Während das Europarecht im Regelfall alle Mitgliedstaaten gleichzeitig bindet und verpflichtet, ist dies bei den Doppelbesteuerungsabkommen anders. Ein Doppelbesteuerungsabkommen ist ein völkerrechtlicher Vertrag zwischen zwei Staaten, in dem geregelt wird, in welchem Umfang das Besteuerungsrecht einem Staat für die in einem der beiden Vertragsstaaten erzielten Einkünfte oder für das in einem der beiden Vertragsstaat belegenen Vermögen zusteht. Ein solches Abkommen soll vermeiden, dass natürliche oder juristische Personen, die in beiden Staaten Einkünfte erzielen, in beiden Staaten – also doppelt – besteuert werden. Dabei verzichten die beteiligten Staaten unter Umständen auf die Geltendmachung von Steueransprüchen, die ihnen nach nationalem Recht zustehen.

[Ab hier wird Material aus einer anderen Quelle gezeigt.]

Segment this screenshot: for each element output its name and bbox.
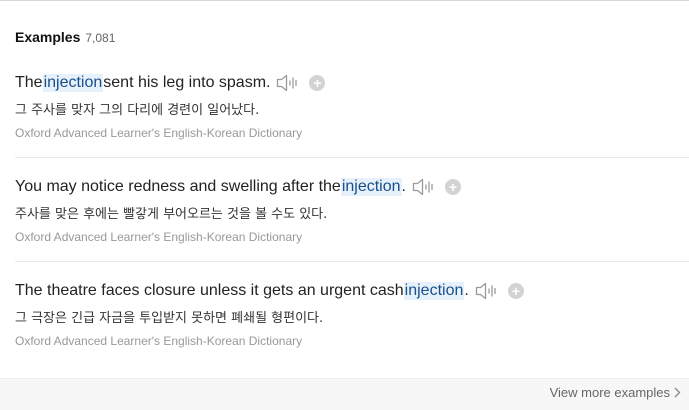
examples-title: Examples <box>15 29 81 45</box>
sentence-text-after: . <box>464 282 469 299</box>
highlighted-word: injection <box>340 178 402 196</box>
speaker-icon[interactable] <box>475 282 499 300</box>
example-item: The injection sent his leg into spasm. +… <box>15 70 689 174</box>
add-example-plus-icon[interactable]: + <box>444 179 461 195</box>
chevron-right-icon <box>674 387 681 398</box>
example-sentence: The theatre faces closure unless it gets… <box>15 280 524 302</box>
example-source: Oxford Advanced Learner's English-Korean… <box>15 334 303 348</box>
view-more-examples-link[interactable]: View more examples <box>550 385 681 400</box>
example-translation: 그 극장은 긴급 자금을 투입받지 못하면 폐쇄될 형편이다. <box>15 311 324 326</box>
highlighted-word: injection <box>42 74 104 92</box>
example-sentence: You may notice redness and swelling afte… <box>15 176 461 198</box>
top-divider <box>0 0 689 1</box>
speaker-icon[interactable] <box>412 178 436 196</box>
example-source: Oxford Advanced Learner's English-Korean… <box>15 126 303 140</box>
speaker-icon[interactable] <box>276 74 300 92</box>
examples-header: Examples 7,081 <box>15 29 115 49</box>
sentence-text-after: sent his leg into spasm. <box>103 74 271 91</box>
sentence-text-after: . <box>401 178 406 195</box>
example-translation: 주사를 맞은 후에는 빨갛게 부어오르는 것을 볼 수도 있다. <box>15 207 328 222</box>
sentence-text-before: The theatre faces closure unless it gets… <box>15 282 404 299</box>
sentence-text-before: The <box>15 74 43 91</box>
example-item: The theatre faces closure unless it gets… <box>15 278 689 382</box>
example-divider <box>15 157 689 158</box>
example-item: You may notice redness and swelling afte… <box>15 174 689 278</box>
sentence-text-before: You may notice redness and swelling afte… <box>15 178 341 195</box>
add-example-plus-icon[interactable]: + <box>309 75 326 91</box>
example-translation: 그 주사를 맞자 그의 다리에 경련이 일어났다. <box>15 103 260 118</box>
examples-count: 7,081 <box>85 31 116 45</box>
view-more-label: View more examples <box>549 385 670 400</box>
example-sentence: The injection sent his leg into spasm. + <box>15 72 326 94</box>
example-source: Oxford Advanced Learner's English-Korean… <box>15 230 303 244</box>
highlighted-word: injection <box>403 282 465 300</box>
example-divider <box>15 261 689 262</box>
add-example-plus-icon[interactable]: + <box>507 283 524 299</box>
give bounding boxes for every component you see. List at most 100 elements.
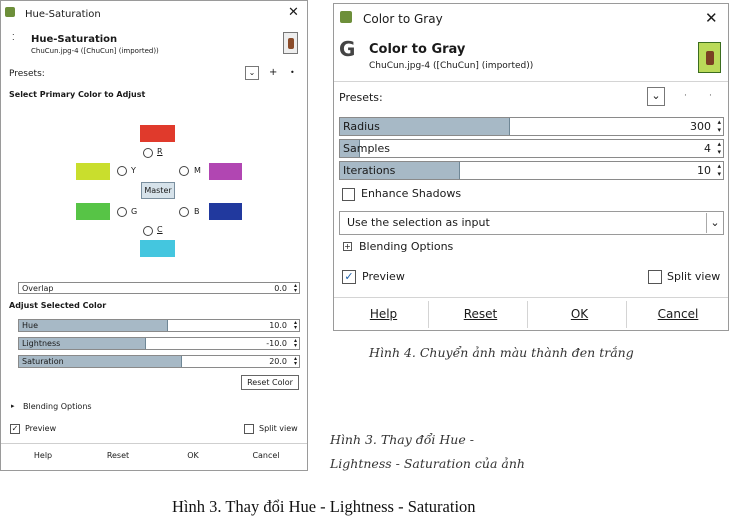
hue-saturation-dialog: Hue-Saturation ✕ ⁚ Hue-Saturation ChuCun… [0,0,308,471]
button-row-divider [1,443,307,444]
lightness-spin-icon[interactable]: ▴ ▾ [294,338,297,349]
figure-3-caption: Hình 3. Thay đổi Hue - Lightness - Satur… [172,497,476,516]
close-icon[interactable]: ✕ [705,9,718,27]
ok-button[interactable]: OK [171,451,215,460]
red-swatch[interactable] [140,125,175,142]
presets-label: Presets: [9,69,45,79]
master-button[interactable]: Master [141,182,175,199]
hue-slider[interactable]: Hue 10.0 ▴ ▾ [18,319,300,332]
yellow-swatch[interactable] [76,163,110,180]
green-swatch[interactable] [76,203,110,220]
header-subtitle: ChuCun.jpg-4 ([ChuCun] (imported)) [31,47,159,55]
primary-color-heading: Select Primary Color to Adjust [9,90,146,99]
header-title: Color to Gray [369,42,466,57]
lightness-slider[interactable]: Lightness -10.0 ▴ ▾ [18,337,300,350]
presets-menu-button[interactable]: · [709,91,712,101]
presets-label: Presets: [339,91,383,104]
enhance-shadows-checkbox[interactable] [342,188,355,201]
split-view-label: Split view [259,424,298,433]
radius-spin-icon[interactable]: ▴ ▾ [717,118,721,134]
blending-expander-icon[interactable]: + [343,242,352,251]
yellow-radio[interactable] [117,166,127,176]
preview-checkbox[interactable]: ✓ [342,270,356,284]
enhance-shadows-label: Enhance Shadows [361,187,462,200]
gimp-app-icon [340,11,352,23]
color-to-gray-dialog: Color to Gray ✕ G Color to Gray ChuCun.j… [333,3,729,331]
preview-label: Preview [362,270,405,283]
button-row-divider [334,297,728,298]
presets-add-button[interactable]: + [269,67,277,78]
reset-color-button[interactable]: Reset Color [241,375,299,390]
magenta-label: M [194,166,201,175]
radius-label: Radius [343,120,380,133]
blue-swatch[interactable] [209,203,242,220]
cyan-label: C [157,225,163,234]
green-label: G [131,207,138,216]
window-title: Color to Gray [363,12,443,26]
reset-button[interactable]: Reset [434,301,528,328]
saturation-slider[interactable]: Saturation 20.0 ▴ ▾ [18,355,300,368]
presets-dropdown[interactable]: ⌄ [245,66,259,80]
radius-slider[interactable]: Radius 300 ▴ ▾ [339,117,724,136]
header-divider [334,81,728,82]
close-icon[interactable]: ✕ [288,5,299,20]
cyan-radio[interactable] [143,226,153,236]
blue-label: B [194,207,200,216]
iterations-label: Iterations [343,164,396,177]
saturation-spin-icon[interactable]: ▴ ▾ [294,356,297,367]
cancel-button[interactable]: Cancel [632,301,724,328]
samples-label: Samples [343,142,390,155]
overlap-slider[interactable]: Overlap 0.0 ▴ ▾ [18,282,300,294]
hue-value: 10.0 [269,321,287,330]
lightness-value: -10.0 [266,339,287,348]
help-button[interactable]: Help [339,301,429,328]
image-thumbnail-icon [698,42,721,73]
window-title: Hue-Saturation [25,9,101,20]
lightness-label: Lightness [22,339,61,348]
samples-slider[interactable]: Samples 4 ▴ ▾ [339,139,724,158]
blending-expander-icon[interactable]: ▸ [11,402,15,410]
green-radio[interactable] [117,207,127,217]
blue-radio[interactable] [179,207,189,217]
samples-value: 4 [704,142,711,155]
saturation-value: 20.0 [269,357,287,366]
samples-spin-icon[interactable]: ▴ ▾ [717,140,721,156]
hue-fill [19,320,169,331]
split-view-checkbox[interactable] [648,270,662,284]
selection-input-value: Use the selection as input [347,216,490,229]
saturation-label: Saturation [22,357,64,366]
gegl-logo-icon: G [339,37,356,61]
cyan-swatch[interactable] [140,240,175,257]
yellow-label: Y [131,166,136,175]
cancel-button[interactable]: Cancel [244,451,288,460]
gimp-app-icon [5,7,15,17]
header-hint-icon: ⁚ [12,33,15,42]
presets-dropdown[interactable]: ⌄ [647,87,665,106]
presets-menu-button[interactable]: • [290,68,295,77]
reset-button[interactable]: Reset [96,451,140,460]
adjust-color-heading: Adjust Selected Color [9,301,107,310]
iterations-spin-icon[interactable]: ▴ ▾ [717,162,721,178]
overlap-value: 0.0 [274,284,287,293]
red-radio[interactable] [143,148,153,158]
selection-input-dropdown[interactable]: Use the selection as input ⌄ [339,211,724,235]
preview-label: Preview [25,424,57,433]
overlap-label: Overlap [22,284,54,293]
image-thumbnail-icon [283,32,298,54]
iterations-slider[interactable]: Iterations 10 ▴ ▾ [339,161,724,180]
help-button[interactable]: Help [21,451,65,460]
overlap-spin-icon[interactable]: ▴ ▾ [294,283,297,294]
figure-3-side-caption-line1: Hình 3. Thay đổi Hue - [330,432,474,447]
presets-add-button[interactable]: · [684,91,687,101]
hue-spin-icon[interactable]: ▴ ▾ [294,320,297,331]
figure-4-caption: Hình 4. Chuyển ảnh màu thành đen trắng [369,345,634,360]
magenta-radio[interactable] [179,166,189,176]
magenta-swatch[interactable] [209,163,242,180]
split-view-checkbox[interactable] [244,424,254,434]
figure-3-side-caption-line2: Lightness - Saturation của ảnh [330,456,525,471]
preview-checkbox[interactable]: ✓ [10,424,20,434]
blending-options-label[interactable]: Blending Options [359,240,453,253]
ok-button[interactable]: OK [533,301,627,328]
radius-value: 300 [690,120,711,133]
blending-options-label[interactable]: Blending Options [23,402,92,411]
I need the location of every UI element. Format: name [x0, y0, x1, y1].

Es bestehen darüber hinaus Abkommen auf dem Gebiet der Amtshilfe und des Auskunftsaustauschs, die aktuell im Zuge der Diskussion über Steueroasen, Steuervermeidung und Steuerhinterziehung in den politischen Fokus gelangten. In diesen Abkommen sind die Grundlagen und der Umfang zwischenstaatlichen Informationsaustausches zu Zwecken der Besteuerung geregelt. Außerhalb des Ertragssteuerrechts bestehen zudem Abkommen auf dem Gebiet der Erbschaft- und Schenkungsteuern sowie Abkommen auf dem Gebiet der Kraftfahrzeugsteuer. Die Bundesrepublik Deutschland hat mit über 100 Staaten Doppelbesteuerungsabkommen geschlossen. Sie gehen grundsätzlich den anderen Steuergesetzen vor. Allerdings kann der Gesetzgeber jederzeit die Regelung eines Doppelbesteuerungsabkommens außer Kraft setzen (sog. Treaty overriding).

OECD-Muster

Doppelbesteuerungsabkommen fußen auf einem Muster, welches die OECD als Vorlage für die Verträge zweier Staaten entwickelt hat. Wichtig sind dabei die in den Kapiteln III und IV enthaltenen Verteilungsnormen, welche die Aufteilung der Besteuerungsrechte unter den beteiligten Staaten regeln. Dabei lassen sich zwei Handlungsalternativen unterscheiden, zwischen denen die Vertragsparteien wählen können: Zum einen die Anrechnungsmethode, zum anderen die Freistellungsmethode. Bei erstgenannter Vorgehensweise werden die Steuern des Quellenstaates im Ansässigkeitsstaat angerechnet, während bei der Freistellungsmethode die ausländischen Einkünfte im Ansässigkeitsstaat von der Besteuerung freigestellt werden. Dabei greift meist ein Progressionsvorbehalt.

Besteht kein Doppelbesteuerungsabkommen zwischen den betroffenen Staaten, so richtet sich eine Vermeidung von Doppelbesteuerung nach den hierfür vorgesehenen Regelungen des jeweiligen innerstaatlichen Rechts. Innerhalb der Europäischen Union werden die Doppelbesteuerungsabkommen durch das vorrangige EU-Recht, insbesondere das primäre EU-Recht, die Regelungen des EU-Vertrages und hier insbesondere von den europäischen Grundfreiheiten überlagert.